Hot on the heals of the recent increase of the federal tax on cigarettes, which went from 39¢ to $1.01 per pack, the White House is planning taxes on several other consumer items. Most non-smoking Americans turned a blind eye to the tax increase on cigarettes. It’s easy to have a holier-than-thou attitude when it comes to “sin taxes,” but the next round of taxes will hit those same pious people in the wallet.
The tobacco tax increase was touted as a way to pay for child health care, but the White House discovered that even at $1.01 per pack, the tax base, and therefore the tax revenue, was too small. More popular items were then targeted for federal taxes because there is money in numbers. The consumer items being talked about for the next round of taxes are more mainstream. If the tax increase doesn’t reduce sales, the number being bandied about by the government is $3.8 billion in new revenue.
For all you non-smokers who were so keen on the tobacco tax, I have this question, how do you feel about the proposed taxes on these items? Which one is your sin?

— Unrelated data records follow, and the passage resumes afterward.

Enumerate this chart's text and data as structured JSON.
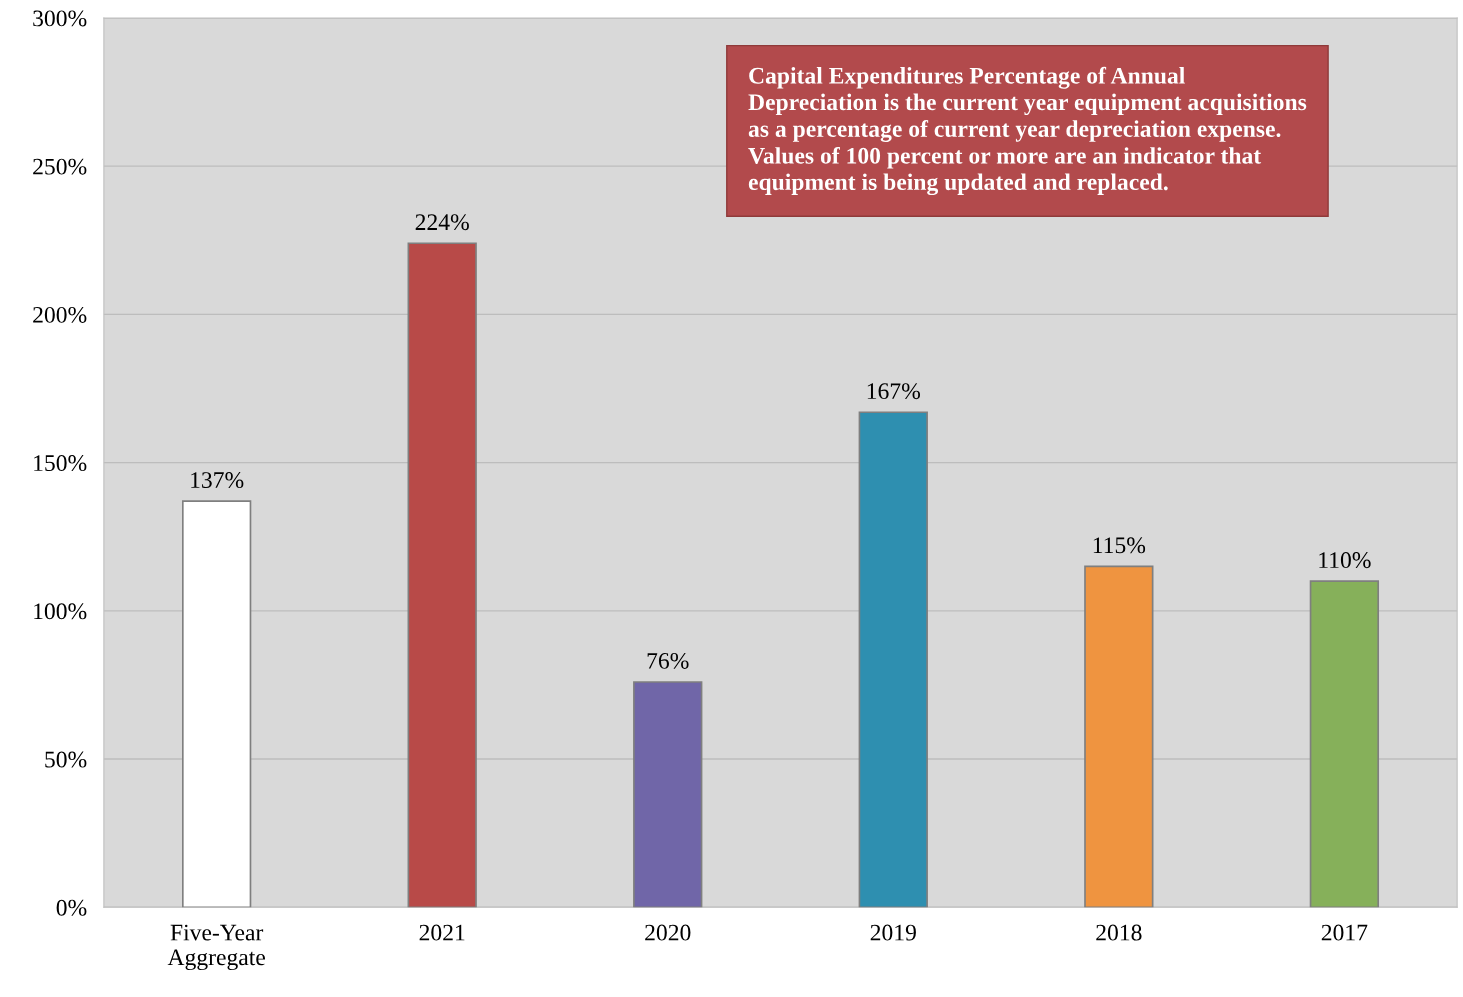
{
  "chart_data": {
    "type": "bar",
    "categories": [
      "Five-Year\nAggregate",
      "2021",
      "2020",
      "2019",
      "2018",
      "2017"
    ],
    "values": [
      137,
      224,
      76,
      167,
      115,
      110
    ],
    "colors": [
      "#ffffff",
      "#b84a48",
      "#7066a8",
      "#2e8fb0",
      "#ef9440",
      "#86b05a"
    ],
    "value_labels": [
      "137%",
      "224%",
      "76%",
      "167%",
      "115%",
      "110%"
    ],
    "ylim": [
      0,
      300
    ],
    "yticks": [
      {
        "value": 0,
        "label": "0%"
      },
      {
        "value": 50,
        "label": "50%"
      },
      {
        "value": 100,
        "label": "100%"
      },
      {
        "value": 150,
        "label": "150%"
      },
      {
        "value": 200,
        "label": "200%"
      },
      {
        "value": 250,
        "label": "250%"
      },
      {
        "value": 300,
        "label": "300%"
      }
    ],
    "grid": "y",
    "annotations": [
      "Capital Expenditures Percentage of Annual\nDepreciation is the current year equipment acquisitions\nas a percentage of current year depreciation expense.\nValues of 100 percent or more are an indicator that\nequipment is being updated and replaced."
    ]
  }
}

|Item||Proposed new tax or increase|
|Candy||varies from 1¢ to 3¢|
|Batteries||varies by size 3¢ to 12¢ per cell|
Manufacturers are scrambling to head off these new taxes by petitioning Congress and employing lobbyist. The Coca-Cola Corp. which produces both softdrinks and bottle water, has no less than 30 new lobbyist headed to Capital Hill.
In the end, corporations don’t pay taxes; consumers do. So hang on to your wallets Mr. and Mrs. Middle America. The government is going for the big money in little bits. The White House is hoping you don’t notice a few cents here and there. Plan your budgets accordingly because the plans you had for your tax refund (which is your money to start with) just changed.